Pandemic Update for 2021-11-06: Paxlovid
Items of recent pandemic news: Deer may provide a SARS-CoV-2 reservior; OSHA promulgates rules implementing the Biden administration’s workplace vaccine mandate; and a strong showing for Pfizer’s oral medication against SARS-CoV-2. Plus a frippery.
Pfizer’s anti-Covid pill shows strong results
The title today, Paxlovid, is the name Pfizer will use for its oral Covid pill if and when the FDA approves it for sale. The company announced yesterday that an interim analysis of its Phase II / III trial showed 89% reduction in the risk of hospitalization among high-risk patients with mild or moderate Covid-19. The course of pills began within three or five days of symptom onset. The trial was cut short for effectiveness (as was that of Merck’s candidate the week before) — results were so strong that it would no longer be ethical to continue giving a placebo to half the participants.
Pfizer will submit this data to the FDA as part of its rolling submission for an emergency use authorization. Its success follows that of Merck’s molnupiravir, which just received emergency authorization in the UK. (The British regulator has a habit of moving fast; it was the first in the world to authorize the Pfizer / BioNTech vaccine.)
Pfizer’s candidate is a compound of the antiviral ritonavir, a protease inhibitor. It has shown action against not only all SARS-CoV-2 variants of concern, but also other coronaviruses. Like Merck’s candidate, Pfizer’s is taken as a course of two pills a day for five days. The US government is negotiating for access to the medication. Those hoping that competition would bring down the pills’ price may be disappointed to read reporting that the price under discussion is the same $700 per course.
Here are stories on this second promising oral treatment from MPR, Stat News, and the NY Times.
OSHA rule for workplace mandates
Yesterday the Occupational Safety and Health Administration issued the proposed rule implementing the Biden administration’s workplace vaccination mandate. This filing begins a 31-day comment period; the rule will go into effect December 5.

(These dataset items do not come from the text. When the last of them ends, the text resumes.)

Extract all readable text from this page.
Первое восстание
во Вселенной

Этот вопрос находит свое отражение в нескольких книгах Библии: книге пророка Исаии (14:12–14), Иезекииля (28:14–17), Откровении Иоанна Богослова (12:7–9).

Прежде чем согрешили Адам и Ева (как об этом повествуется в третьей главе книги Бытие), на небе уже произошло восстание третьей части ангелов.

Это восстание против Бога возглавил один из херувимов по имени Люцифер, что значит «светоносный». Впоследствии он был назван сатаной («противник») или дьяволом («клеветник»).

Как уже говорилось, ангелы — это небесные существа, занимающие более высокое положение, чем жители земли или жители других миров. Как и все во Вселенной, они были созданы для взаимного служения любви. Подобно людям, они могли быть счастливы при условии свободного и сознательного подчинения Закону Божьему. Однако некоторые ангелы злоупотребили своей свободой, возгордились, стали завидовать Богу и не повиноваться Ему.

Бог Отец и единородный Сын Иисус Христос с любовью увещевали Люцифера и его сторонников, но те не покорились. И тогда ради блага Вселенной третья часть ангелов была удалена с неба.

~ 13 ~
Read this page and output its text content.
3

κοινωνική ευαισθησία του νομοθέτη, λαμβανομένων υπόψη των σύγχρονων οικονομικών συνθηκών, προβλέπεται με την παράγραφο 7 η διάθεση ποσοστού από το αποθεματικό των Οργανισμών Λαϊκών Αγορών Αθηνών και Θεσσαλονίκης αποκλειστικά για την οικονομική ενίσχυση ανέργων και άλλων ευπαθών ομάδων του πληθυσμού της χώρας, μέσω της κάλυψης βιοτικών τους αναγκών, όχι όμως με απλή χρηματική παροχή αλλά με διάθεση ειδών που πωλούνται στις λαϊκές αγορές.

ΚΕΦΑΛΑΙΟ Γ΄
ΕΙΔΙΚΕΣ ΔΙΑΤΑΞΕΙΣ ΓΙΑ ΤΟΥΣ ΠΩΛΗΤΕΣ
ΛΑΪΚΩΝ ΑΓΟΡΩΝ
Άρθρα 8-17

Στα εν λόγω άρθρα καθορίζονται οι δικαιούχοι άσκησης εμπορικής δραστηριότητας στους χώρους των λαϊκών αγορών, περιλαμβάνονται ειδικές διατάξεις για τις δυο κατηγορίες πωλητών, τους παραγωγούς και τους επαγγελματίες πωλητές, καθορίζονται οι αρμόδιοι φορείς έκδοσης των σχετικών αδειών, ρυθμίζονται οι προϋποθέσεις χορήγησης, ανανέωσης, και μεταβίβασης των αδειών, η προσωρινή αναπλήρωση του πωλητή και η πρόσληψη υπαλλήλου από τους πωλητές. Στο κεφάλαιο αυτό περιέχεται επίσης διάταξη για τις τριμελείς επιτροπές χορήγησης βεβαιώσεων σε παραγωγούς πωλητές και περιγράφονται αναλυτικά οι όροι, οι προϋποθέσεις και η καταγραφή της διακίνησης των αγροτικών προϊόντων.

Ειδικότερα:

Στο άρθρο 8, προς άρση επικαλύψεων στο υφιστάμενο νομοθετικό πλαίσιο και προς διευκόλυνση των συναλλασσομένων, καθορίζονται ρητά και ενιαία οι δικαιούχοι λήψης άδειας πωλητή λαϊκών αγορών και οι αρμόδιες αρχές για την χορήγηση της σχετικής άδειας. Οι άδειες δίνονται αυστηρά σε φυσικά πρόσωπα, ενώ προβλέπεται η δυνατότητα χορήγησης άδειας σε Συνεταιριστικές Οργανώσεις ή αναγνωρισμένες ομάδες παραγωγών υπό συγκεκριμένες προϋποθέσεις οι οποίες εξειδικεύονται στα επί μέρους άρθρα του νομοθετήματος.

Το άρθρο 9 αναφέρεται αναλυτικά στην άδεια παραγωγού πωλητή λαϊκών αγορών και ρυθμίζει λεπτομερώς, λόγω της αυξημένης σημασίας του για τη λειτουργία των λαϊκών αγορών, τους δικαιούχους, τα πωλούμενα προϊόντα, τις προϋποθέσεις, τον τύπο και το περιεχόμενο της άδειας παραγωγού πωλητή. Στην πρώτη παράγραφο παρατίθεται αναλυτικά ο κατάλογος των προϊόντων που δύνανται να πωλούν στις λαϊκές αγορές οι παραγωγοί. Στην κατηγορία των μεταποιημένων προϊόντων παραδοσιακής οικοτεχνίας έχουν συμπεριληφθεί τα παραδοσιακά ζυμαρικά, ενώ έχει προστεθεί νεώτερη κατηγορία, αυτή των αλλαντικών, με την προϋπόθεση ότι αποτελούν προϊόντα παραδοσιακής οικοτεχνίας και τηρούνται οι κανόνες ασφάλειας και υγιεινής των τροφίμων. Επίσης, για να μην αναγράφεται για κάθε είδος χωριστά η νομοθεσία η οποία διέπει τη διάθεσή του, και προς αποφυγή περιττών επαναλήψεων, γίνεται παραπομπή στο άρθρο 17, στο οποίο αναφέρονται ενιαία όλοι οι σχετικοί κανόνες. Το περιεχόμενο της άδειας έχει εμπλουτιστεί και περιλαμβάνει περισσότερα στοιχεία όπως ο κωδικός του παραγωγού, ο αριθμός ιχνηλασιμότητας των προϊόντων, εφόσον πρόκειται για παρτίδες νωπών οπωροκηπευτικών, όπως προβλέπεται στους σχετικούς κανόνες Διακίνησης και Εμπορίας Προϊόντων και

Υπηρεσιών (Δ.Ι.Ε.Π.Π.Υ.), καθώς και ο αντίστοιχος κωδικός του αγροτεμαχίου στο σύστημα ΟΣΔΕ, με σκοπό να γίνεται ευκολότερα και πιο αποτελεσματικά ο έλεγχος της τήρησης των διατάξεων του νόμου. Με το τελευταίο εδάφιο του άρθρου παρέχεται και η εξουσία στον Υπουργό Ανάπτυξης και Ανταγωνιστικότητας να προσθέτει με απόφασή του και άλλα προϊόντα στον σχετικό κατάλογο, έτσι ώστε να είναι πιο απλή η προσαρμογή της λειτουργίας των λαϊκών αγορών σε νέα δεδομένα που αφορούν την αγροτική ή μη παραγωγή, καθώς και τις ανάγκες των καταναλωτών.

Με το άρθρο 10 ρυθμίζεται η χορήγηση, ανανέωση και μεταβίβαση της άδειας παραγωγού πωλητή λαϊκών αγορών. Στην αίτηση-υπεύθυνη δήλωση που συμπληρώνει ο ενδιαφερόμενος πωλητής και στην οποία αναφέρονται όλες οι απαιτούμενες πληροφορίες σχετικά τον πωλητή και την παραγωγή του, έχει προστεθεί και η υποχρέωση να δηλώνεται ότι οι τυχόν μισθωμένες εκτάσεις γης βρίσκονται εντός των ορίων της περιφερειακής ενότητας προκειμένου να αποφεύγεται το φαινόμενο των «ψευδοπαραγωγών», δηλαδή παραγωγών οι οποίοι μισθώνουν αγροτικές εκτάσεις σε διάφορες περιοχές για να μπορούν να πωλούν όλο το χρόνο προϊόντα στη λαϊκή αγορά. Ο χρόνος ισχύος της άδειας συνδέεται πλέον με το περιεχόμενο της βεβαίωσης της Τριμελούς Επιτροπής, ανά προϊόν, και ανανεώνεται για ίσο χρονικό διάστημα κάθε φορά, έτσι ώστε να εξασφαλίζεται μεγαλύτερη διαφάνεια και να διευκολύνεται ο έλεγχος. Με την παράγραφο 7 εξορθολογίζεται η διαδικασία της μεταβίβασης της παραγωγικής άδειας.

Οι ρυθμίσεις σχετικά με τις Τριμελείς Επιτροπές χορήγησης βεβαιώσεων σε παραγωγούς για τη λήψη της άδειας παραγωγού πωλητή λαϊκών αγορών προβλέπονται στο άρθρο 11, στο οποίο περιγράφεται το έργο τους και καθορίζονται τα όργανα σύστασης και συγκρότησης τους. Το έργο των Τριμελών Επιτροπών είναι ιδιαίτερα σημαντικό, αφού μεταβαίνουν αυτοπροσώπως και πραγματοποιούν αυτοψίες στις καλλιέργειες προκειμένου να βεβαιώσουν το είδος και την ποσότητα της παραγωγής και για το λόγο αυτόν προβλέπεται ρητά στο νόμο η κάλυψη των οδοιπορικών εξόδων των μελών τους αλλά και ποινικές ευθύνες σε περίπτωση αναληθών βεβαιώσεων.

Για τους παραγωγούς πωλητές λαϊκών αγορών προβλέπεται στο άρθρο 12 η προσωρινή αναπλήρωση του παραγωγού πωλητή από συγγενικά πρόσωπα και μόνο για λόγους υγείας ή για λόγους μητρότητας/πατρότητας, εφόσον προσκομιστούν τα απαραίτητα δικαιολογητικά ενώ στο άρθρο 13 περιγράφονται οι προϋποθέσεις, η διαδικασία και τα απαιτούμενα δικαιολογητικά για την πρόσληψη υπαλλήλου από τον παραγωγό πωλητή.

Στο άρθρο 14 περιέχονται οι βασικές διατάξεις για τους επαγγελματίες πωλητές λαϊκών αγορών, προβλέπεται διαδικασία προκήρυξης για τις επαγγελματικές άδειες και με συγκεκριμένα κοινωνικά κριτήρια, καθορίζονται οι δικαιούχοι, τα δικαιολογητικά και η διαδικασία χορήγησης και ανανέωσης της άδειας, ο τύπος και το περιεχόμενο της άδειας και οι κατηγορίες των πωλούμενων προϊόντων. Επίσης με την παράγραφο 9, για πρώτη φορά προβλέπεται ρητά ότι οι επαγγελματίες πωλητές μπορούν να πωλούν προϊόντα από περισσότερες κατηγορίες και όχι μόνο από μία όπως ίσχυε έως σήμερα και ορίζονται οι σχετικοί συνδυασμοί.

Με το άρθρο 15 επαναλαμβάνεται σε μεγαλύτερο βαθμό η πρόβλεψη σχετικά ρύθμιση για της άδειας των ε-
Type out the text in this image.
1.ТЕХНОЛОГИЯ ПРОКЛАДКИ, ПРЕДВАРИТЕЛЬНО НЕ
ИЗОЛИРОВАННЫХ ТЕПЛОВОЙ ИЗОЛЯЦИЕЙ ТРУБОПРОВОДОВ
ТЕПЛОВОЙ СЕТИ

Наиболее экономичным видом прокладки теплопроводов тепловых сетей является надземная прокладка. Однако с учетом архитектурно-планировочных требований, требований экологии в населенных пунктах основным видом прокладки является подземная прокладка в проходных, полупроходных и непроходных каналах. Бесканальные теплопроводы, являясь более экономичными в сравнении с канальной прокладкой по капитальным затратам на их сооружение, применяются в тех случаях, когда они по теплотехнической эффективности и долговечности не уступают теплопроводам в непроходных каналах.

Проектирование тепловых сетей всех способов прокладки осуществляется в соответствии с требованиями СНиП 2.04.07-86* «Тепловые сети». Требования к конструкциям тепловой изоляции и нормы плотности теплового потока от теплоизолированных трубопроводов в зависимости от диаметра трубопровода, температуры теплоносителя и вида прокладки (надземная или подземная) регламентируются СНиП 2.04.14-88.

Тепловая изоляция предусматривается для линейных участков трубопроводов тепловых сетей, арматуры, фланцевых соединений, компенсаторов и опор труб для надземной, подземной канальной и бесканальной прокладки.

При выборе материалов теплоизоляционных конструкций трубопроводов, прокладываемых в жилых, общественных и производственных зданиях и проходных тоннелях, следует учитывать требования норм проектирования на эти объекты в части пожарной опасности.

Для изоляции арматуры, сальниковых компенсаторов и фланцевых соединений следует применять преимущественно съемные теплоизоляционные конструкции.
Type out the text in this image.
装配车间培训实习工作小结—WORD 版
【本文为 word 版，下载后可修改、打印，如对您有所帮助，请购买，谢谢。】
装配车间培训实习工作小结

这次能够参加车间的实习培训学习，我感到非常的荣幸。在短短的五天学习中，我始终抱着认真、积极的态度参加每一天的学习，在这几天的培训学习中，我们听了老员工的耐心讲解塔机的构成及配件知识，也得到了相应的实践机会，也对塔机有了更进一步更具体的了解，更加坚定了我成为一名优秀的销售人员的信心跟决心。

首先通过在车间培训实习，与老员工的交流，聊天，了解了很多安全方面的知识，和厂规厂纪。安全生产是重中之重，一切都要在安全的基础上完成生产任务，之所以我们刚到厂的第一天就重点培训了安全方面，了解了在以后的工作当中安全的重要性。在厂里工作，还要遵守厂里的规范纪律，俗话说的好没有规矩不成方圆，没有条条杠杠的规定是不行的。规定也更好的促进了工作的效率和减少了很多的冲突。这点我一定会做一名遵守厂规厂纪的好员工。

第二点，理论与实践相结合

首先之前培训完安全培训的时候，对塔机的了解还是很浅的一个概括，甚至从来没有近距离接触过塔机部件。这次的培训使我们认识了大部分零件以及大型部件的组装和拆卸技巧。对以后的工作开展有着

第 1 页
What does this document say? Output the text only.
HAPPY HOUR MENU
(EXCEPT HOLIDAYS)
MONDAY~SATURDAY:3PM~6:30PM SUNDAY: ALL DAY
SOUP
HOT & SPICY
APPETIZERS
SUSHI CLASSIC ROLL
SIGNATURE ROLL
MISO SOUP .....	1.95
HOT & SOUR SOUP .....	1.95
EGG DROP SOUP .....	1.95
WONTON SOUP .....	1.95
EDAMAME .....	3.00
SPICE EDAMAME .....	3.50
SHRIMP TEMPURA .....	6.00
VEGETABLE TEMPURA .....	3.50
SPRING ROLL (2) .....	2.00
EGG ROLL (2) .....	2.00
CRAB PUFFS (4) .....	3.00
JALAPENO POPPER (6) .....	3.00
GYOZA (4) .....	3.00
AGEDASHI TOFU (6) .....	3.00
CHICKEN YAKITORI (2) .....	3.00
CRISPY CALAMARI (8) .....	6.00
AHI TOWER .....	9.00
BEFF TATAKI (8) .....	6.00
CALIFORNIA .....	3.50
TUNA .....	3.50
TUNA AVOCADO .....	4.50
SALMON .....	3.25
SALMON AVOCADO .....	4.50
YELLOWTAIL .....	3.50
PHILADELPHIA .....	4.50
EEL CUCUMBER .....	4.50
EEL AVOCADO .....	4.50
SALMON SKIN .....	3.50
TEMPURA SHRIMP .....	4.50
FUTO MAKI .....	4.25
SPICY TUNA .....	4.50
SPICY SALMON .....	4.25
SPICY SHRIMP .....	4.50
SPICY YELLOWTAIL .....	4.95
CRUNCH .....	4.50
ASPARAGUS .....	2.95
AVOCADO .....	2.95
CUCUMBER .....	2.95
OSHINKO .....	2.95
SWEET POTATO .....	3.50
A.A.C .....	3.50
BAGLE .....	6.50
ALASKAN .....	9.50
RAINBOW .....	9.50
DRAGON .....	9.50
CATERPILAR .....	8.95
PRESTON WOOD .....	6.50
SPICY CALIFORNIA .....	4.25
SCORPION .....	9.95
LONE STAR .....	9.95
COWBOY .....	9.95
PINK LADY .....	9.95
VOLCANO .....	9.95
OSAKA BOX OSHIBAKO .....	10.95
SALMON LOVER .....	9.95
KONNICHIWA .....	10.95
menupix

Some US states — 24 in number by one report — have said they will file a lawsuit to block the mandate, claiming that Congress never gave OSHA the authority to issue such a rule.
As expected, the rule says that companies with more than 100 employees will be required to mandate shots for all, or regular testing and masking for those who are granted an exemption. Workers must comply by January 4, 2022. Remote workers, and those working outdoors, will not fall under the rule, which will apply to about 84 million employees.
OSHA says that employers must offer up to 4 hours of paid time off for employees to get vaccinated and must pay for sick time if employees need to recover from side effects.
Employees who are granted an exemption for medical or religious reasons (at the sole discretion of the employer) will need to get tested weekly and to wear a mask in the workplace. The company is not required to offer paid time off for testing.
The NY Times has a useful guide to the ins and outs of the mandate.
Oh deer
Over the summer, USDA workers sampled wild white-tailed deer in Michigan and three other states and found antibodies to SARS-CoV-2 in about a third of the animals sampled. (Deer don’t show symptoms when infected with SARS-CoV-2.) We assumed the infection had passed from people to deer, either directly or via some intermediate species, but didn’t know whether it spread among the animals; and we didn’t (and still don’t) know whether it can jump from deer back to humans.
A new study of free-living and captive white-tailed deer in Iowa is providing some answers (the link is to a preprint). Researchers found both widespread infection and indications of onward transmission. The kinetics of the deer infections and their timing relative to viral spread in the human world point to direct infection from humans and make an intermediate species less likely.
Ars Technica has been keeping up with this story of what may prove to be a worrisome animal reservoir for SARS-CoV-2. Their latest coverage is here.
Frippery: Timeline of the human condition
Today’s frippery is a Timeline of the Human Condition, created and curated by C. Patrick Doncaster, a professor of population ecology at Southampton University in the UK.
My goal with the fripperies is to provide something compelling and diverting on the web that is not all about SARS-CoV-2 and the pandemic. Often the fripperies are amusing, but that is not a primary criterion for their selection. Today’s pick leans hard towards the compelling end of the spectrum.
Professor Doncaster’s timeline is old-school; it would not have been out of place on the web of 1996. The timeline is a simple list of (currently) 613 items of the history of the cosmos, the solar system, the earth, human evolution, cultural development, empires and conquests, science, industry, technology, and much more. Each item has a date before present time and usually a link or two.
(According to archive.org the first version of the timeline went up in February 2016. It had a little over 1/6 as many historical points as the present incarnation, and no links.)
It is possible to get lost in those links; I know from experience. One that captured me for an hour or so is the possible effects of nearby supernova explosions on life on earth. Did you know that our solar system exists in a bubble in space swept clean of dust and gas by a series of supernova blasts? I didn’t.
Did you know that our ancestors’ use of glue predates the domestication of fire? I didn’t.
Sometimes the frippery is the best part! 😉
😀 OK, please share which rabbit hole(s) you personally got lost in from the Timeline!